At a closed-door meeting once in Boise, Idaho, a group of Republican governors quizzed actor-turned-aspiring-politico Arnold Schwarzenegger on the secret of raising money for a campaign.
Easy, he said with a laugh. Make hit movies and marry a Kennedy.
The marriage didn’t work out. But the hit movies definitely opened a door to politics that many others might find harder to pry open, if not downright locked.
Now comes Clay Aiken, a singer declaring this week he’ll run for a seat in the House of Representatives from North Carolina. If his attempt to jump from show business to politics seems a leap, note that it’s an often successful one for candidates ranging from Ronald Reagan to the guy who played “Gopher” on “The Love Boat.”
“Celebrities do surprisingly well, a number of them run for office and win,” said Darrell West, the director of governance studies at the Brookings Institution. “You shouldn’t underestimate them.”
Aiken, a bestselling singer launched to fame as the 2003 runner-up on the TV show “American Idol,” announced this week that he’s running as a Democrat for the congressional seat held by Republican Rep. Renee Ellmers.
It’s a conservative district. But West, author of the book “Celebrity Politics,” said celebrities bring several advantages to running for office.
“They’re well known, able to get a lot of media coverage and they are able to raise money,” he said. “And a lot of celebrities do well in relating to voters, they have experience dealing with fans.”
Among celebrities who have won political office:
_ Reagan, an actor elected twice as governor of California and then twice as president.
_ Sonny Bono, the singer elected mayor of Palm Springs, Calif., and then to Congress.
_ Jack Kemp, a football star was elected to Congress and nominated by the GOP for vice president.
_ Bill Bradley, the basketball star elected to the Senate.
_ Clint Eastwood, the actor elected mayor of Carmel-By-The-Sea, Calif.
_ Steve Largent, the pro football Hall of Fame player elected to Congress.
_ Al Franken, the comic elected to the Senate;
_ And Jesse Ventura, the pro wrestler-turned-Minnesota governor who told CNBC this week that he’s now filming a new TV show in a secret location in Mexico so drones can’t find him.
Congress is a particular target of famous people. Voters have even sent lesser known celebrities to Washington, such as actor Fred Thompson (who had also been the Republican counsel to the Senate Watergate Committee), football players Heath Shuler and J.C. Watts, Hall of Fame pitcher Jim Bunning, Fred Grandy of “The Love Boat” and Ben Jones, who played “Cooter” on “The Dukes of Hazzard.”
Fame isn’t always a ticket to office, however.
NASCAR legend Richard Petty’s 1996 bid for North Carolina secretary of state foundered, for example.
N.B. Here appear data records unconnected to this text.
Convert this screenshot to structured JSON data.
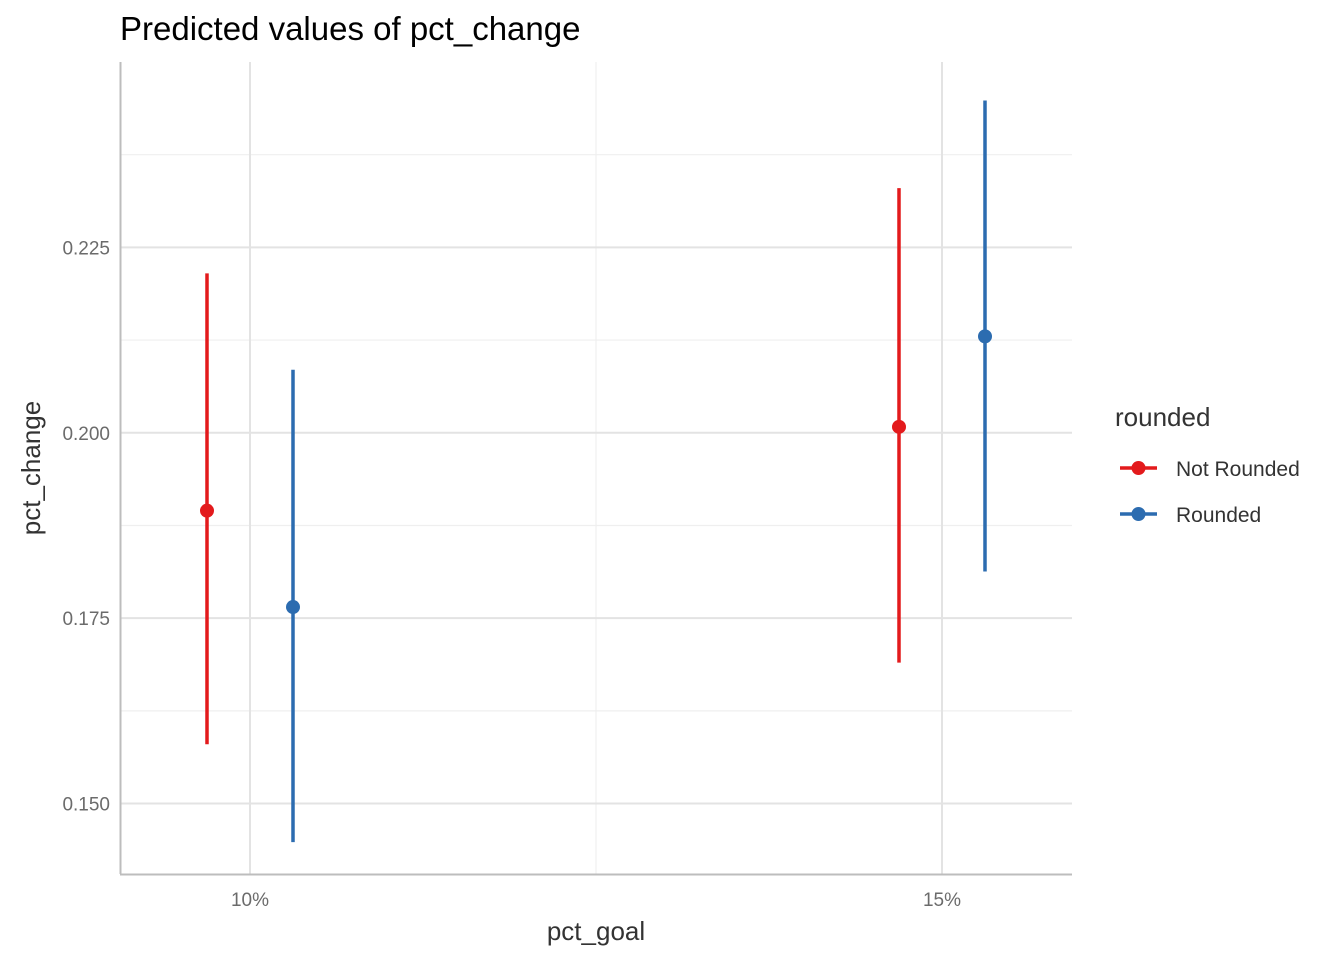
{
  "chart_data": {
    "type": "scatter",
    "title": "Predicted values of pct_change",
    "xlabel": "pct_goal",
    "ylabel": "pct_change",
    "categories": [
      "10%",
      "15%"
    ],
    "x_tick_labels": [
      "10%",
      "15%"
    ],
    "y_tick_labels": [
      "0.150",
      "0.175",
      "0.200",
      "0.225"
    ],
    "y_ticks": [
      0.15,
      0.175,
      0.2,
      0.225
    ],
    "ylim": [
      0.1405,
      0.25
    ],
    "grid": true,
    "legend": {
      "title": "rounded",
      "position": "right"
    },
    "series": [
      {
        "name": "Not Rounded",
        "color": "#e31a1c",
        "points": [
          {
            "x": "10%",
            "y": 0.1895,
            "low": 0.158,
            "high": 0.2215
          },
          {
            "x": "15%",
            "y": 0.2008,
            "low": 0.169,
            "high": 0.233
          }
        ]
      },
      {
        "name": "Rounded",
        "color": "#2c6cb0",
        "points": [
          {
            "x": "10%",
            "y": 0.1765,
            "low": 0.1448,
            "high": 0.2085
          },
          {
            "x": "15%",
            "y": 0.213,
            "low": 0.1813,
            "high": 0.2448
          }
        ]
      }
    ]
  }
}
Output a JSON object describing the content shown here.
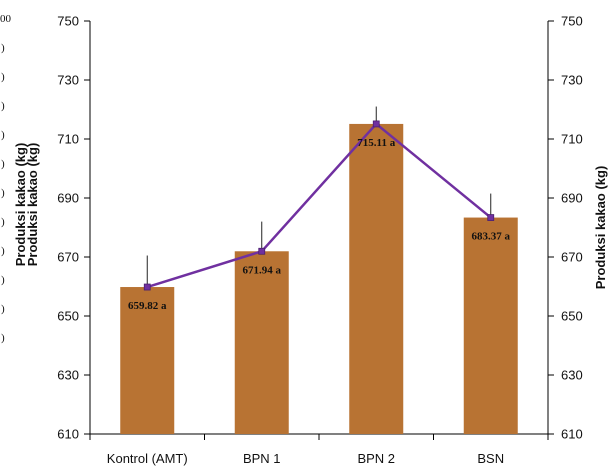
{
  "chart_data": {
    "type": "bar",
    "categories": [
      "Kontrol (AMT)",
      "BPN 1",
      "BPN 2",
      "BSN"
    ],
    "series": [
      {
        "type": "bar",
        "values": [
          659.82,
          671.94,
          715.11,
          683.37
        ],
        "color": "#b87333"
      },
      {
        "type": "line",
        "values": [
          659.82,
          671.94,
          715.11,
          683.37
        ],
        "color": "#7030a0"
      }
    ],
    "error_upper": [
      670.5,
      682.0,
      721.0,
      691.5
    ],
    "data_labels": [
      "659.82 a",
      "671.94 a",
      "715.11 a",
      "683.37 a"
    ],
    "ylim": [
      610,
      750
    ],
    "yticks": [
      610,
      630,
      650,
      670,
      690,
      710,
      730,
      750
    ],
    "y2ticks": [
      610,
      630,
      650,
      670,
      690,
      710,
      730,
      750
    ],
    "ylabel_left_lines": [
      "Produksi kakao (kg)",
      "Produksi kakao (kg)"
    ],
    "ylabel_right": "Produksi kakao (kg)",
    "xlabel": "",
    "grid": false,
    "legend": "none",
    "clipped_left_text": [
      "00",
      ")",
      ")",
      ")",
      ")",
      ")",
      ")",
      ")",
      ")",
      ")",
      ")",
      ")"
    ]
  }
}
Nancy Kulp, who played Jane Hathaway on the “The Beverly Hillbillies,” lost her congressional race in Pennsylvania (it didn’t help that Buddy Ebsen, who played Jed Clampett on the show, endorsed her opponent).
“The biggest barrier is substance and getting taken seriously,” West said. “People often think they’re doing it just get to publicity and don’t know much about the issues.”
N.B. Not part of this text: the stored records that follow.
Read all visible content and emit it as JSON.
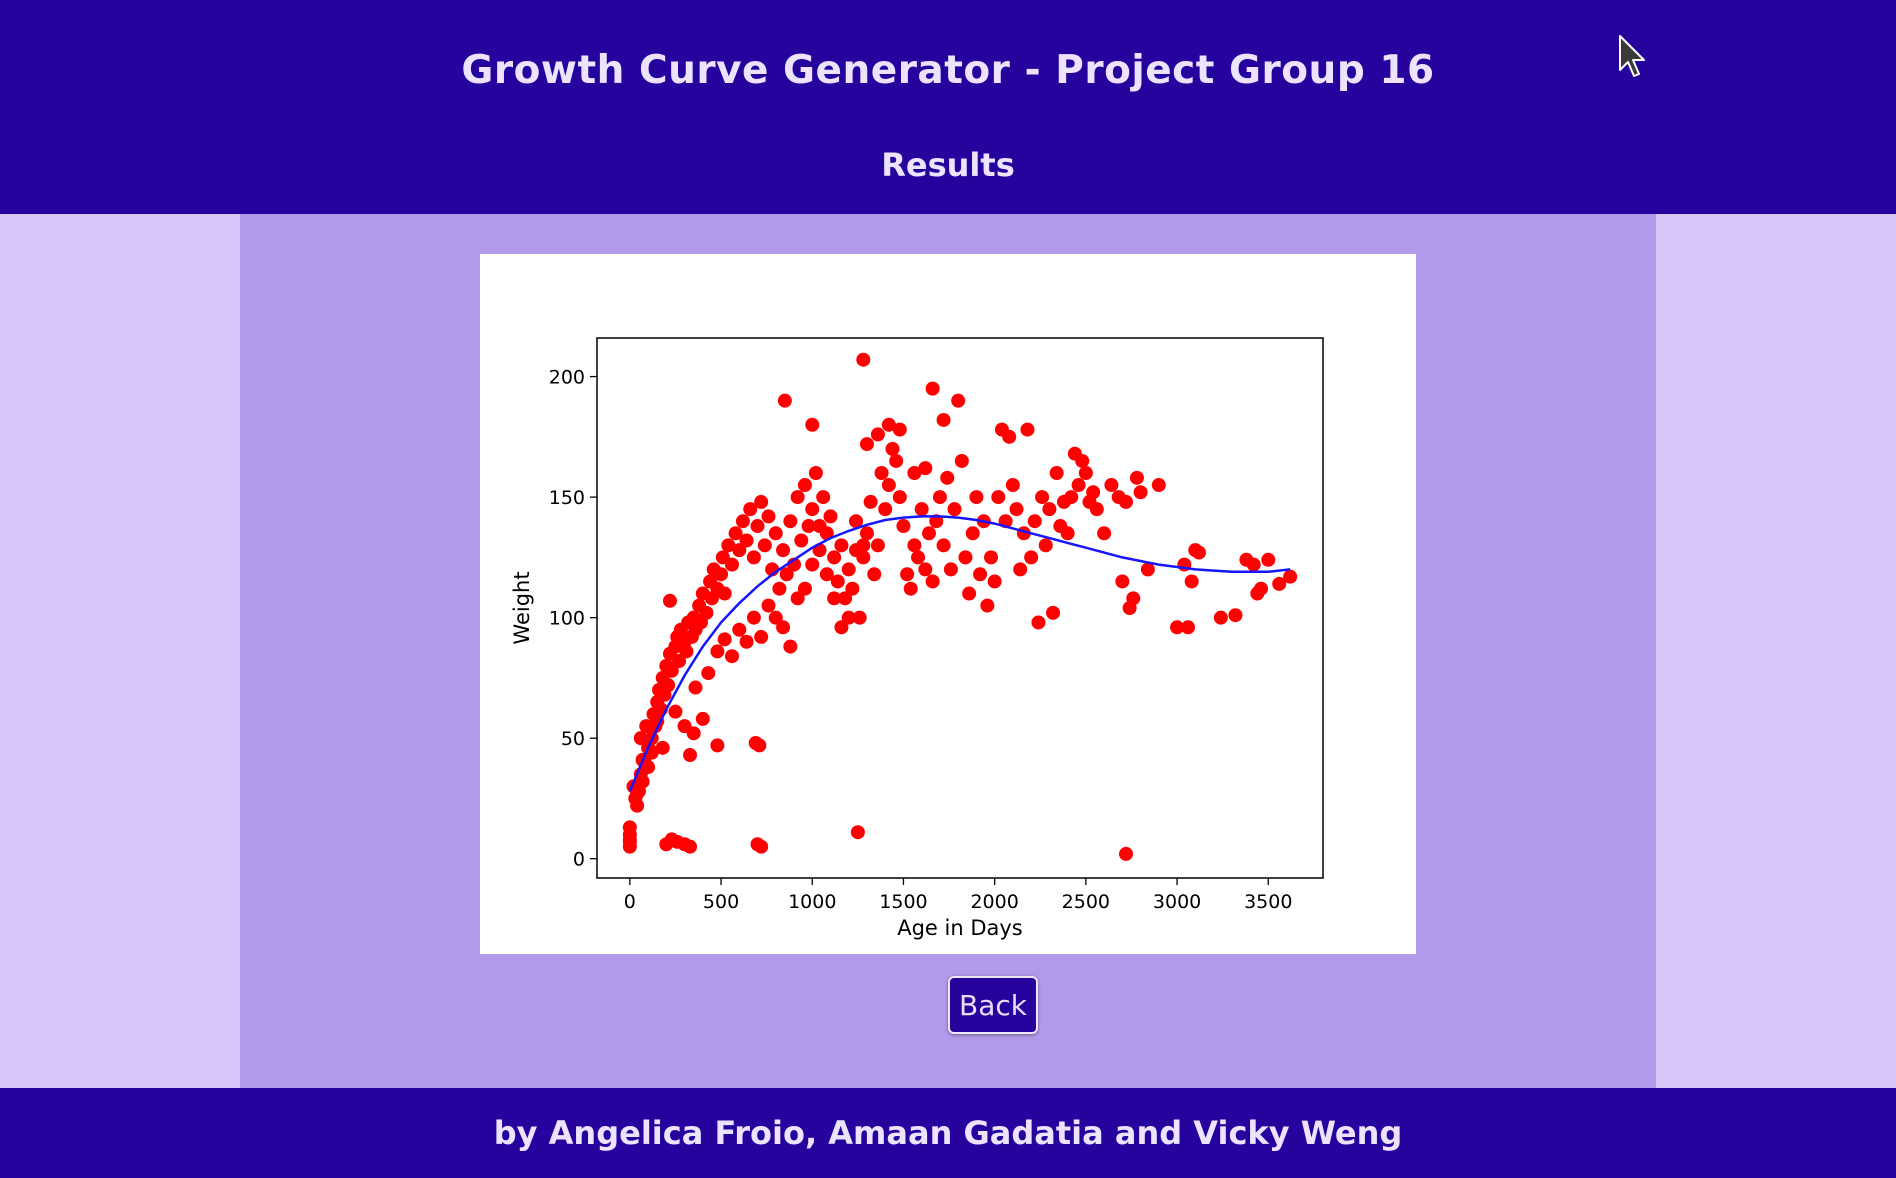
{
  "header": {
    "title": "Growth Curve Generator - Project Group 16",
    "subtitle": "Results",
    "cursor_icon": "mouse-pointer-icon"
  },
  "main": {
    "back_label": "Back"
  },
  "footer": {
    "credits": "by Angelica Froio, Amaan Gadatia and Vicky Weng"
  },
  "colors": {
    "header_bg": "#27039e",
    "main_bg": "#b19aea",
    "side_bg": "#d6c6f8",
    "points": "#ff0000",
    "curve": "#1515ff"
  },
  "chart_data": {
    "type": "scatter",
    "title": "",
    "xlabel": "Age in Days",
    "ylabel": "Weight",
    "xlim": [
      -180,
      3800
    ],
    "ylim": [
      -8,
      216
    ],
    "xticks": [
      0,
      500,
      1000,
      1500,
      2000,
      2500,
      3000,
      3500
    ],
    "yticks": [
      0,
      50,
      100,
      150,
      200
    ],
    "grid": false,
    "legend": "none",
    "series": [
      {
        "type": "scatter",
        "color": "#ff0000",
        "points": [
          [
            0,
            5
          ],
          [
            0,
            8
          ],
          [
            0,
            10
          ],
          [
            0,
            13
          ],
          [
            0,
            7
          ],
          [
            200,
            6
          ],
          [
            230,
            8
          ],
          [
            260,
            7
          ],
          [
            300,
            6
          ],
          [
            330,
            5
          ],
          [
            700,
            6
          ],
          [
            720,
            5
          ],
          [
            1250,
            11
          ],
          [
            2720,
            2
          ],
          [
            20,
            30
          ],
          [
            30,
            25
          ],
          [
            40,
            22
          ],
          [
            50,
            28
          ],
          [
            60,
            35
          ],
          [
            70,
            32
          ],
          [
            80,
            40
          ],
          [
            100,
            38
          ],
          [
            110,
            45
          ],
          [
            120,
            50
          ],
          [
            90,
            55
          ],
          [
            130,
            60
          ],
          [
            140,
            55
          ],
          [
            150,
            65
          ],
          [
            160,
            70
          ],
          [
            170,
            62
          ],
          [
            180,
            75
          ],
          [
            190,
            68
          ],
          [
            200,
            80
          ],
          [
            210,
            72
          ],
          [
            220,
            85
          ],
          [
            230,
            78
          ],
          [
            250,
            88
          ],
          [
            260,
            92
          ],
          [
            270,
            82
          ],
          [
            280,
            95
          ],
          [
            300,
            90
          ],
          [
            310,
            86
          ],
          [
            320,
            98
          ],
          [
            340,
            92
          ],
          [
            350,
            100
          ],
          [
            360,
            95
          ],
          [
            380,
            105
          ],
          [
            390,
            98
          ],
          [
            400,
            110
          ],
          [
            420,
            102
          ],
          [
            440,
            115
          ],
          [
            450,
            108
          ],
          [
            460,
            120
          ],
          [
            480,
            112
          ],
          [
            500,
            118
          ],
          [
            510,
            125
          ],
          [
            520,
            110
          ],
          [
            540,
            130
          ],
          [
            560,
            122
          ],
          [
            580,
            135
          ],
          [
            600,
            128
          ],
          [
            620,
            140
          ],
          [
            640,
            132
          ],
          [
            660,
            145
          ],
          [
            680,
            125
          ],
          [
            700,
            138
          ],
          [
            720,
            148
          ],
          [
            740,
            130
          ],
          [
            760,
            142
          ],
          [
            780,
            120
          ],
          [
            800,
            135
          ],
          [
            820,
            112
          ],
          [
            840,
            128
          ],
          [
            860,
            118
          ],
          [
            880,
            140
          ],
          [
            900,
            122
          ],
          [
            920,
            150
          ],
          [
            940,
            132
          ],
          [
            960,
            155
          ],
          [
            980,
            138
          ],
          [
            1000,
            145
          ],
          [
            1020,
            160
          ],
          [
            1040,
            128
          ],
          [
            1060,
            150
          ],
          [
            1080,
            135
          ],
          [
            1100,
            142
          ],
          [
            1120,
            125
          ],
          [
            1140,
            115
          ],
          [
            1160,
            130
          ],
          [
            1180,
            108
          ],
          [
            1200,
            120
          ],
          [
            1220,
            112
          ],
          [
            1240,
            140
          ],
          [
            1260,
            100
          ],
          [
            1280,
            125
          ],
          [
            1300,
            135
          ],
          [
            1320,
            148
          ],
          [
            1340,
            118
          ],
          [
            1360,
            130
          ],
          [
            1380,
            160
          ],
          [
            1400,
            145
          ],
          [
            1420,
            155
          ],
          [
            1440,
            170
          ],
          [
            1460,
            165
          ],
          [
            1480,
            150
          ],
          [
            1500,
            138
          ],
          [
            1520,
            118
          ],
          [
            1540,
            112
          ],
          [
            1560,
            130
          ],
          [
            1580,
            125
          ],
          [
            1600,
            145
          ],
          [
            1620,
            120
          ],
          [
            1640,
            135
          ],
          [
            1660,
            115
          ],
          [
            1680,
            140
          ],
          [
            1700,
            150
          ],
          [
            1720,
            130
          ],
          [
            1740,
            158
          ],
          [
            1760,
            120
          ],
          [
            1780,
            145
          ],
          [
            1800,
            190
          ],
          [
            1820,
            165
          ],
          [
            1840,
            125
          ],
          [
            1860,
            110
          ],
          [
            1880,
            135
          ],
          [
            1900,
            150
          ],
          [
            1920,
            118
          ],
          [
            1940,
            140
          ],
          [
            1960,
            105
          ],
          [
            1980,
            125
          ],
          [
            2000,
            115
          ],
          [
            2020,
            150
          ],
          [
            2040,
            178
          ],
          [
            2060,
            140
          ],
          [
            2080,
            175
          ],
          [
            2100,
            155
          ],
          [
            2120,
            145
          ],
          [
            2140,
            120
          ],
          [
            2160,
            135
          ],
          [
            2180,
            178
          ],
          [
            2200,
            125
          ],
          [
            2220,
            140
          ],
          [
            2240,
            98
          ],
          [
            2260,
            150
          ],
          [
            2280,
            130
          ],
          [
            2300,
            145
          ],
          [
            2320,
            102
          ],
          [
            2340,
            160
          ],
          [
            2360,
            138
          ],
          [
            2380,
            148
          ],
          [
            2400,
            135
          ],
          [
            2420,
            150
          ],
          [
            2440,
            168
          ],
          [
            2460,
            155
          ],
          [
            2480,
            165
          ],
          [
            2500,
            160
          ],
          [
            2520,
            148
          ],
          [
            2540,
            152
          ],
          [
            2560,
            145
          ],
          [
            2600,
            135
          ],
          [
            2640,
            155
          ],
          [
            2680,
            150
          ],
          [
            2700,
            115
          ],
          [
            2720,
            148
          ],
          [
            2740,
            104
          ],
          [
            2760,
            108
          ],
          [
            2780,
            158
          ],
          [
            2800,
            152
          ],
          [
            2840,
            120
          ],
          [
            2900,
            155
          ],
          [
            3000,
            96
          ],
          [
            3040,
            122
          ],
          [
            3060,
            96
          ],
          [
            3080,
            115
          ],
          [
            3100,
            128
          ],
          [
            3120,
            127
          ],
          [
            3240,
            100
          ],
          [
            3320,
            101
          ],
          [
            3380,
            124
          ],
          [
            3420,
            122
          ],
          [
            3440,
            110
          ],
          [
            3460,
            112
          ],
          [
            3500,
            124
          ],
          [
            3560,
            114
          ],
          [
            3620,
            117
          ],
          [
            40,
            27
          ],
          [
            70,
            41
          ],
          [
            100,
            46
          ],
          [
            60,
            50
          ],
          [
            150,
            57
          ],
          [
            180,
            46
          ],
          [
            120,
            44
          ],
          [
            330,
            43
          ],
          [
            350,
            52
          ],
          [
            300,
            55
          ],
          [
            400,
            58
          ],
          [
            250,
            61
          ],
          [
            360,
            71
          ],
          [
            430,
            77
          ],
          [
            480,
            86
          ],
          [
            520,
            91
          ],
          [
            560,
            84
          ],
          [
            600,
            95
          ],
          [
            640,
            90
          ],
          [
            680,
            100
          ],
          [
            720,
            92
          ],
          [
            760,
            105
          ],
          [
            800,
            100
          ],
          [
            840,
            96
          ],
          [
            880,
            88
          ],
          [
            920,
            108
          ],
          [
            960,
            112
          ],
          [
            1000,
            122
          ],
          [
            1040,
            138
          ],
          [
            1080,
            118
          ],
          [
            1120,
            108
          ],
          [
            1160,
            96
          ],
          [
            1200,
            100
          ],
          [
            1240,
            128
          ],
          [
            1280,
            130
          ],
          [
            690,
            48
          ],
          [
            710,
            47
          ],
          [
            480,
            47
          ],
          [
            220,
            107
          ],
          [
            850,
            190
          ],
          [
            1000,
            180
          ],
          [
            1280,
            207
          ],
          [
            1660,
            195
          ],
          [
            1720,
            182
          ],
          [
            1620,
            162
          ],
          [
            1560,
            160
          ],
          [
            1480,
            178
          ],
          [
            1420,
            180
          ],
          [
            1360,
            176
          ],
          [
            1300,
            172
          ]
        ]
      },
      {
        "type": "line",
        "color": "#1515ff",
        "x": [
          0,
          100,
          200,
          300,
          400,
          500,
          600,
          700,
          800,
          900,
          1000,
          1100,
          1200,
          1300,
          1400,
          1500,
          1600,
          1700,
          1800,
          1900,
          2000,
          2100,
          2200,
          2300,
          2400,
          2500,
          2600,
          2700,
          2800,
          2900,
          3000,
          3100,
          3200,
          3300,
          3400,
          3500,
          3620
        ],
        "y": [
          28,
          46,
          62,
          76,
          88,
          98,
          106,
          113,
          119,
          124,
          129,
          133,
          136,
          138.5,
          140.5,
          141.5,
          142,
          142,
          141.5,
          140.5,
          139,
          137,
          135,
          133,
          131,
          129,
          127,
          125,
          123.5,
          122,
          121,
          120,
          119.5,
          119,
          119,
          119,
          120
        ]
      }
    ]
  }
}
Aiken tried to blunt that line of criticism in a video this week announcing his candidacy, speaking of his time as a special education teacher and his appointment by former President George W. Bush to a commission addressing educational challenges of special needs students.
But Aiken, as an openly gay Democrat, faces challenges winning in a congressional district that in the last presidential election gave Republican Mitt Romney 58 percent of its vote, said Steven Greene, a political science professor at North Carolina State University.
Unless Ellmers makes a big mistake, Greene said, it’s tough to imagine any Democrat beating her. Aiken should at least make it closer than other Democrats, though, and he enjoyed media coverage in the state as a hometown hero before announcing he wanted to get into politics, Greene said.
“To live in North Carolina is to know who Clay Aiken is and to have received overwhelming positive messages about Clay Aiken,” Greene said.
North Carolina has voted celebrity Democrats to Congress before. Shuler, who won fame as a star quarterback for the University of Tennessee and then played briefly in the National Football League, won a House seat for two terms as a conservative Democrat.
Shuler didn’t run again in 2012 after North Carolina’s Republican-controlled Legislature redrew the congressional districts and put him in a tougher area for Democrats. That redrawing of the election map is also one of the biggest obstacles Aiken faces, said David Wasserman, an analyst for the nonpartisan Cook Political Report, and it could trump his ability to woo voters.
Aiken is still one of the most interesting candidates from either party in this year’s elections, Wasserman said.
“If a candidate as likeable and as backed by as much star power as Clay Aiken cannot win this solidly Republican seat, who can?” Wasserman said.